Not unsurprisingly, psilocybin mushrooms are featured in this book, and Merlin has eaten them. His theory is that the mushrooms want to communicate with us. They, and some plants, interact with our minds in an extraordinary way. Perhaps they want to “control” us by teaching us lessons about harmony in nature.

Some “hella lit” facts

There are fungi that are super high in melanin. They thrive in Chernobyl! Actually, some fungi from the Chernobyl disasters show hyphae growing towards radioactive graphite, literally powering their metabolism from nuclear radiation. These things are TOUGH!

After Hiroshima, the first living thing to grow in the blast zone was a matsutake mushroom.

Fungi can learn to decompose almost anything, it just takes time. In the book there is a picture of perfectly healthy and eatable oyster mushrooms growing out of a glass of cigarette butts.

They literally employ “trading algorithms” based on supply/demand when world wide webbing with trees. If there is high demand for minerals, they increase the sugar price. Sometimes the trees then go to a different customer.
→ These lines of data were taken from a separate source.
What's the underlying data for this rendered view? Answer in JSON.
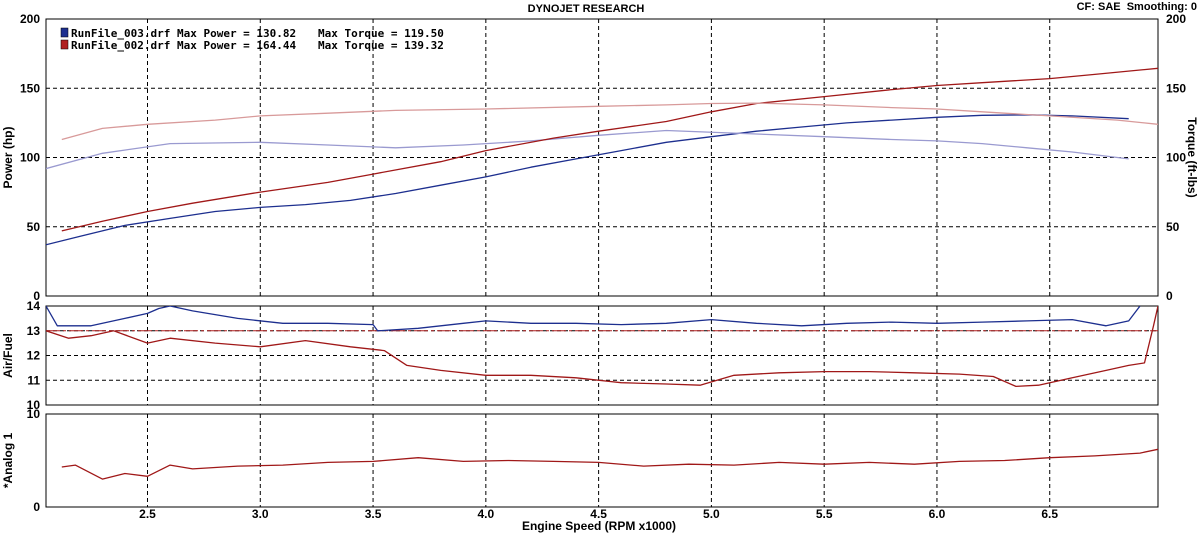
{
  "header": {
    "title": "DYNOJET RESEARCH",
    "settings": "CF: SAE  Smoothing: 0"
  },
  "chart_data": {
    "type": "line",
    "x_axis": {
      "label": "Engine Speed (RPM x1000)",
      "range": [
        2.05,
        6.98
      ],
      "ticks": [
        "2.5",
        "3.0",
        "3.5",
        "4.0",
        "4.5",
        "5.0",
        "5.5",
        "6.0",
        "6.5"
      ]
    },
    "legend": {
      "placement": "top-left",
      "entries": [
        {
          "file": "RunFile_003.drf",
          "text": "RunFile_003.drf Max Power = 130.82",
          "torque_text": "Max Torque = 119.50",
          "color": "#1d2f8f"
        },
        {
          "file": "RunFile_002.drf",
          "text": "RunFile_002.drf Max Power = 164.44",
          "torque_text": "Max Torque = 139.32",
          "color": "#b02020"
        }
      ]
    },
    "panels": [
      {
        "id": "power",
        "ylabel_left": "Power (hp)",
        "ylabel_right": "Torque (ft-lbs)",
        "ylim": [
          0,
          200
        ],
        "yticks": [
          "0",
          "50",
          "100",
          "150",
          "200"
        ],
        "grid": true,
        "series": [
          {
            "name": "RunFile_003.drf",
            "quantity": "power",
            "color": "#1d2f8f",
            "points": [
              [
                2.05,
                37
              ],
              [
                2.2,
                43
              ],
              [
                2.4,
                51
              ],
              [
                2.6,
                56
              ],
              [
                2.8,
                61
              ],
              [
                3.0,
                64
              ],
              [
                3.2,
                66
              ],
              [
                3.4,
                69
              ],
              [
                3.6,
                74
              ],
              [
                3.8,
                80
              ],
              [
                4.0,
                86
              ],
              [
                4.2,
                93
              ],
              [
                4.4,
                99
              ],
              [
                4.6,
                105
              ],
              [
                4.8,
                111
              ],
              [
                5.0,
                115
              ],
              [
                5.2,
                119
              ],
              [
                5.4,
                122
              ],
              [
                5.6,
                125
              ],
              [
                5.8,
                127
              ],
              [
                6.0,
                129
              ],
              [
                6.2,
                130.5
              ],
              [
                6.4,
                130.8
              ],
              [
                6.6,
                130
              ],
              [
                6.85,
                128
              ]
            ]
          },
          {
            "name": "RunFile_003.drf",
            "quantity": "torque",
            "color": "#9a9ad0",
            "points": [
              [
                2.05,
                92
              ],
              [
                2.3,
                103
              ],
              [
                2.6,
                110
              ],
              [
                3.0,
                111
              ],
              [
                3.3,
                109
              ],
              [
                3.6,
                107
              ],
              [
                3.9,
                109
              ],
              [
                4.2,
                112
              ],
              [
                4.5,
                116
              ],
              [
                4.8,
                119.5
              ],
              [
                5.2,
                117
              ],
              [
                5.5,
                115
              ],
              [
                5.8,
                113
              ],
              [
                6.0,
                112
              ],
              [
                6.2,
                110
              ],
              [
                6.4,
                107
              ],
              [
                6.6,
                104
              ],
              [
                6.85,
                99
              ]
            ]
          },
          {
            "name": "RunFile_002.drf",
            "quantity": "power",
            "color": "#a01818",
            "points": [
              [
                2.12,
                47
              ],
              [
                2.3,
                54
              ],
              [
                2.5,
                61
              ],
              [
                2.7,
                67
              ],
              [
                3.0,
                75
              ],
              [
                3.3,
                82
              ],
              [
                3.5,
                88
              ],
              [
                3.8,
                97
              ],
              [
                4.0,
                105
              ],
              [
                4.3,
                114
              ],
              [
                4.5,
                119
              ],
              [
                4.8,
                126
              ],
              [
                5.0,
                133
              ],
              [
                5.2,
                139
              ],
              [
                5.5,
                144
              ],
              [
                5.8,
                149
              ],
              [
                6.0,
                152
              ],
              [
                6.2,
                154
              ],
              [
                6.5,
                157
              ],
              [
                6.7,
                160
              ],
              [
                6.98,
                164.4
              ]
            ]
          },
          {
            "name": "RunFile_002.drf",
            "quantity": "torque",
            "color": "#d89a9a",
            "points": [
              [
                2.12,
                113
              ],
              [
                2.3,
                121
              ],
              [
                2.5,
                124
              ],
              [
                2.8,
                127
              ],
              [
                3.0,
                130
              ],
              [
                3.3,
                132
              ],
              [
                3.6,
                134
              ],
              [
                4.0,
                135
              ],
              [
                4.5,
                137
              ],
              [
                4.8,
                138
              ],
              [
                5.0,
                139
              ],
              [
                5.2,
                139.3
              ],
              [
                5.5,
                138
              ],
              [
                5.8,
                136
              ],
              [
                6.0,
                135
              ],
              [
                6.2,
                133
              ],
              [
                6.5,
                130
              ],
              [
                6.8,
                127
              ],
              [
                6.98,
                124
              ]
            ]
          }
        ]
      },
      {
        "id": "afr",
        "ylabel_left": "Air/Fuel",
        "ylim": [
          10,
          14
        ],
        "yticks": [
          "10",
          "11",
          "12",
          "13",
          "14"
        ],
        "reference_line": 13.0,
        "grid": true,
        "series": [
          {
            "name": "RunFile_003.drf",
            "color": "#1d2f8f",
            "points": [
              [
                2.05,
                14.0
              ],
              [
                2.1,
                13.2
              ],
              [
                2.25,
                13.2
              ],
              [
                2.4,
                13.5
              ],
              [
                2.5,
                13.7
              ],
              [
                2.55,
                13.9
              ],
              [
                2.6,
                14.0
              ],
              [
                2.7,
                13.8
              ],
              [
                2.9,
                13.5
              ],
              [
                3.1,
                13.3
              ],
              [
                3.3,
                13.3
              ],
              [
                3.5,
                13.25
              ],
              [
                3.52,
                13.0
              ],
              [
                3.7,
                13.1
              ],
              [
                3.9,
                13.3
              ],
              [
                4.0,
                13.4
              ],
              [
                4.2,
                13.3
              ],
              [
                4.4,
                13.3
              ],
              [
                4.6,
                13.25
              ],
              [
                4.8,
                13.3
              ],
              [
                5.0,
                13.45
              ],
              [
                5.2,
                13.3
              ],
              [
                5.4,
                13.2
              ],
              [
                5.6,
                13.3
              ],
              [
                5.8,
                13.35
              ],
              [
                6.0,
                13.3
              ],
              [
                6.2,
                13.35
              ],
              [
                6.4,
                13.4
              ],
              [
                6.6,
                13.45
              ],
              [
                6.75,
                13.2
              ],
              [
                6.85,
                13.4
              ],
              [
                6.9,
                14.0
              ]
            ]
          },
          {
            "name": "RunFile_002.drf",
            "color": "#a01818",
            "points": [
              [
                2.05,
                13.0
              ],
              [
                2.15,
                12.7
              ],
              [
                2.25,
                12.8
              ],
              [
                2.35,
                13.0
              ],
              [
                2.5,
                12.5
              ],
              [
                2.6,
                12.7
              ],
              [
                2.8,
                12.5
              ],
              [
                3.0,
                12.35
              ],
              [
                3.2,
                12.6
              ],
              [
                3.4,
                12.35
              ],
              [
                3.55,
                12.2
              ],
              [
                3.65,
                11.6
              ],
              [
                3.8,
                11.4
              ],
              [
                4.0,
                11.2
              ],
              [
                4.2,
                11.2
              ],
              [
                4.4,
                11.1
              ],
              [
                4.6,
                10.9
              ],
              [
                4.8,
                10.85
              ],
              [
                4.95,
                10.8
              ],
              [
                5.1,
                11.2
              ],
              [
                5.3,
                11.3
              ],
              [
                5.5,
                11.35
              ],
              [
                5.7,
                11.35
              ],
              [
                5.9,
                11.3
              ],
              [
                6.1,
                11.25
              ],
              [
                6.25,
                11.15
              ],
              [
                6.35,
                10.75
              ],
              [
                6.45,
                10.8
              ],
              [
                6.6,
                11.1
              ],
              [
                6.75,
                11.4
              ],
              [
                6.85,
                11.6
              ],
              [
                6.92,
                11.7
              ],
              [
                6.96,
                13.2
              ],
              [
                6.98,
                14.0
              ]
            ]
          }
        ]
      },
      {
        "id": "analog",
        "ylabel_left": "*Analog 1",
        "ylim": [
          0,
          10
        ],
        "yticks": [
          "0",
          "10"
        ],
        "grid": true,
        "series": [
          {
            "name": "RunFile_002.drf",
            "color": "#a01818",
            "points": [
              [
                2.12,
                4.3
              ],
              [
                2.18,
                4.5
              ],
              [
                2.3,
                3.0
              ],
              [
                2.4,
                3.6
              ],
              [
                2.5,
                3.3
              ],
              [
                2.6,
                4.5
              ],
              [
                2.7,
                4.1
              ],
              [
                2.9,
                4.4
              ],
              [
                3.1,
                4.5
              ],
              [
                3.3,
                4.8
              ],
              [
                3.5,
                4.9
              ],
              [
                3.7,
                5.3
              ],
              [
                3.9,
                4.9
              ],
              [
                4.1,
                5.0
              ],
              [
                4.3,
                4.9
              ],
              [
                4.5,
                4.8
              ],
              [
                4.7,
                4.4
              ],
              [
                4.9,
                4.6
              ],
              [
                5.1,
                4.5
              ],
              [
                5.3,
                4.8
              ],
              [
                5.5,
                4.6
              ],
              [
                5.7,
                4.8
              ],
              [
                5.9,
                4.6
              ],
              [
                6.1,
                4.9
              ],
              [
                6.3,
                5.0
              ],
              [
                6.5,
                5.3
              ],
              [
                6.7,
                5.5
              ],
              [
                6.9,
                5.8
              ],
              [
                6.98,
                6.2
              ]
            ]
          }
        ]
      }
    ]
  }
}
Fungi are super-good at threading through rock with their hyphae. The hyphae are much thinner than roots (50x thinner) so they are a lot more agile.

The composition of the fungi/mycorrhizal network affect the taste, shape and the number of visiting bumblebees of strawberry plants. It’s very complex.

Why did I pick it

  1. Best friend tip
  2. Mushroom season in Sweden peaked interest

Verdict

4.6 / 5. Mind blowing, but occasionally it was a bit long-winded and explained the same things in different words.